Goals

My main goal was to come up with the three exploratory analyses and start coding the descriptives and plot for my first question.

Questions

  1. Was there a significant difference between sexes in each country for how much they lied?
  2. Was there a significant difference between younger (=<23) or older (>23) in each condition?
  3. Are there significant differences between different religions? (Christian, Buddhism, Judaism, Muslim)

These questions are subject to change, but I thought these questions were interesting and would show off different skills!

Coding for Q1

read libraries

library(tidyverse)
## -- Attaching packages --------------------------------------- tidyverse 1.3.1 --
## v ggplot2 3.3.5     v purrr   0.3.4
## v tibble  3.1.2     v dplyr   1.0.7
## v tidyr   1.1.3     v stringr 1.4.0
## v readr   1.4.0     v forcats 0.5.1
## -- Conflicts ------------------------------------------ tidyverse_conflicts() --
## x dplyr::filter() masks stats::filter()
## x dplyr::lag()    masks stats::lag()
library(janitor) # read csv
## 
## Attaching package: 'janitor'
## The following objects are masked from 'package:stats':
## 
##     chisq.test, fisher.test
library(ggplot2) # plot boxplot
library(gt) # create summary table
library(ggpubr) # statistical analyses

read nichols csv

data1 <- read_csv("~/RFiles/verification_report/Nichols_et_al_dataset_V2.0.csv")
## 
## -- Column specification --------------------------------------------------------
## cols(
##   .default = col_double(),
##   moneyclaim = col_character(),
##   `completion time (practice included)` = col_time(format = ""),
##   `completion time (payments only)` = col_time(format = ""),
##   Religion = col_character(),
##   `Religion Text` = col_character()
## )
## i Use `spec()` for the full column specifications.

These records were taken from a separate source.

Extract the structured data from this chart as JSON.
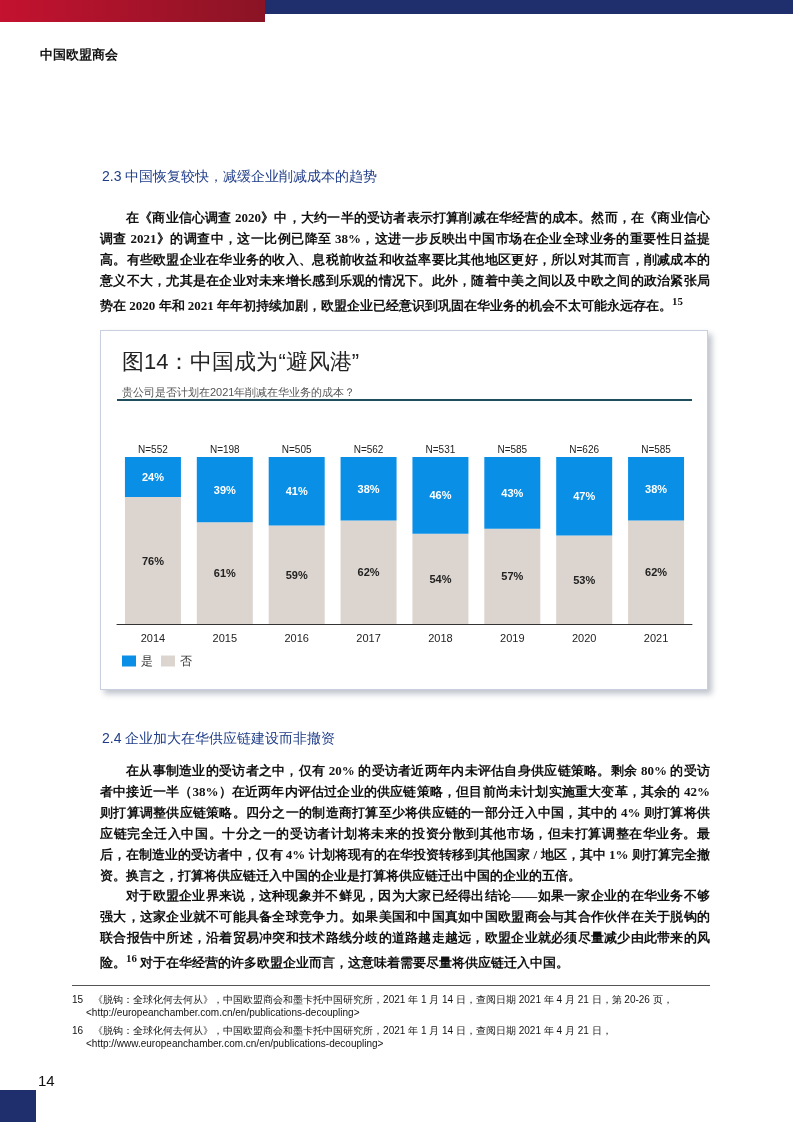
{
  "chart_data": {
    "type": "bar",
    "title": "图14：中国成为“避风港”",
    "subtitle": "贵公司是否计划在2021年削减在华业务的成本？",
    "categories": [
      "2014",
      "2015",
      "2016",
      "2017",
      "2018",
      "2019",
      "2020",
      "2021"
    ],
    "stacked": true,
    "legend": "bottom left",
    "series": [
      {
        "name": "否",
        "color": "#dcd4ce",
        "values": [
          76,
          61,
          59,
          62,
          54,
          57,
          53,
          62
        ],
        "value_labels": [
          "76%",
          "61%",
          "59%",
          "62%",
          "54%",
          "57%",
          "53%",
          "62%"
        ]
      },
      {
        "name": "是",
        "color": "#0a8fe6",
        "values": [
          24,
          39,
          41,
          38,
          46,
          43,
          47,
          38
        ],
        "value_labels": [
          "24%",
          "39%",
          "41%",
          "38%",
          "46%",
          "43%",
          "47%",
          "38%"
        ]
      }
    ],
    "annotations": [
      {
        "text": "N=552",
        "x": "2014",
        "y": 100
      },
      {
        "text": "N=198",
        "x": "2015",
        "y": 100
      },
      {
        "text": "N=505",
        "x": "2016",
        "y": 100
      },
      {
        "text": "N=562",
        "x": "2017",
        "y": 100
      },
      {
        "text": "N=531",
        "x": "2018",
        "y": 100
      },
      {
        "text": "N=585",
        "x": "2019",
        "y": 100
      },
      {
        "text": "N=626",
        "x": "2020",
        "y": 100
      },
      {
        "text": "N=585",
        "x": "2021",
        "y": 100
      },
      "中国欧盟商会",
      "2.3  中国恢复较快，减缓企业削减成本的趋势",
      "在《商业信心调查 2020》中，大约一半的受访者表示打算削减在华经营的成本。然而，在《商业信心调查 2021》的调查中，这一比例已降至 38%，这进一步反映出中国市场在企业全球业务的重要性日益提高。有些欧盟企业在华业务的收入、息税前收益和收益率要比其他地区更好，所以对其而言，削减成本的意义不大，尤其是在企业对未来增长感到乐观的情况下。此外，随着中美之间以及中欧之间的政治紧张局势在 2020 年和 2021 年年初持续加剧，欧盟企业已经意识到巩固在华业务的机会不太可能永远存在。$^{15}$",
      "2.4  企业加大在华供应链建设而非撤资",
      "在从事制造业的受访者之中，仅有 20% 的受访者近两年内未评估自身供应链策略。剩余 80% 的受访者中接近一半（38%）在近两年内评估过企业的供应链策略，但目前尚未计划实施重大变革，其余的 42% 则打算调整供应链策略。四分之一的制造商打算至少将供应链的一部分迁入中国，其中的 4% 则打算将供应链完全迁入中国。十分之一的受访者计划将未来的投资分散到其他市场，但未打算调整在华业务。最后，在制造业的受访者中，仅有 4% 计划将现有的在华投资转移到其他国家 / 地区，其中 1% 则打算完全撤资。换言之，打算将供应链迁入中国的企业是打算将供应链迁出中国的企业的五倍。",
      "对于欧盟企业界来说，这种现象并不鲜见，因为大家已经得出结论——如果一家企业的在华业务不够强大，这家企业就不可能具备全球竞争力。如果美国和中国真如中国欧盟商会与其合作伙伴在关于脱钩的联合报告中所述，沿着贸易冲突和技术路线分歧的道路越走越远，欧盟企业就必须尽量减少由此带来的风险。$^{16}$ 对于在华经营的许多欧盟企业而言，这意味着需要尽量将供应链迁入中国。",
      "15　《脱钩：全球化何去何从》，中国欧盟商会和墨卡托中国研究所，2021 年 1 月 14 日，查阅日期 2021 年 4 月 21 日，第 20-26 页，<http://europeanchamber.com.cn/en/publications-decoupling>",
      "16　《脱钩：全球化何去何从》，中国欧盟商会和墨卡托中国研究所，2021 年 1 月 14 日，查阅日期 2021 年 4 月 21 日，<http://www.europeanchamber.com.cn/en/publications-decoupling>",
      "14"
    ]
  }
}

rename variables + make tibble

I used the rename function to rename each variable like it was in the original paper. Then, I selected the relevant variables to make a cleaner dataset to look at. We used na.omit to get rid of any NA values in our dataset.

data1 <- data1 %>%  
  filter(include == 0) %>% 
  rename(cond = con,
         claimpercent = claim,
         claimmoney = moneyclaim,
         CT_practice = `completion time (practice included)`,
         CT_payments = `completion time (payments only)`,
         religiosity = relig,
         religion = Religion) %>% 
  select(site, claimpercent, id, sex) %>% 
  as_tibble()

data1 <- na.omit(data1)

rename each site

We had to rename each site variable to better fit with our codebook.

data1$site[data1$site==1] <- 0 
data1$site[data1$site==3] <- 1 

# makes USA = 0, Japan = 1, Czech Republic = 2

0 = female, 1 = male, NA = missing data

make site and sex factor, and rename

We had to rename and make each site and sex a factor variable instead of a double class variable.

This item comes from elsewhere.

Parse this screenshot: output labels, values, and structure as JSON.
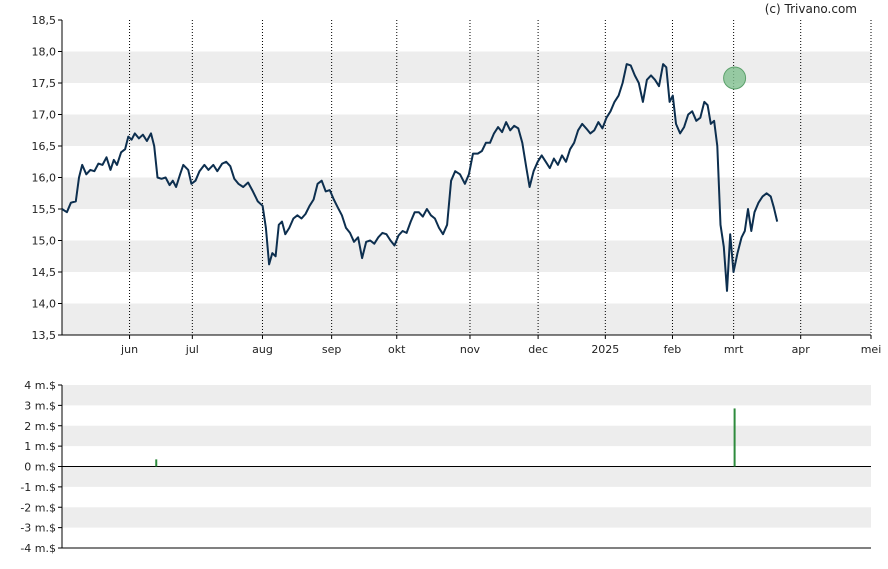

data1$site <- factor(data1$site, labels = c("USA","Japan","Czech Rep."))

data1$sex <- factor(data1$sex, labels = c("Female", "Male"))

creating summary table

I used the gt package to create a summary table. group_by made the summary focus on sex, while the summarise function calculated the mean, sd and se of claimpercent. Then, I used gt() to create the table, and made the columns mean, sd, se and rounded it to 2 decimal places.

gender_summary <- data1 %>% 
  group_by(sex) %>% 
  summarise(mean = mean(claimpercent),
            sd = sd(claimpercent),
            n = n(),
            se = sd/sqrt(n))

gender_summary %>% 
  gt() %>% 
  fmt_number(
    columns = c(mean, sd, se),
    decimals = 2)
sex mean sd n se
Female 0.26 0.28 208 0.02
Male 0.29 0.30 195 0.02

boxplot

I used ggplot2 to create a box plot. Facet_wrap was used to split the plots into female and male. Lines 105 and 106 renamed the x and y axis.

I used the stat_compare_means() function from ggpubr to calculate ANOVA, but I am not entirely sure if that was the correct way to go about it.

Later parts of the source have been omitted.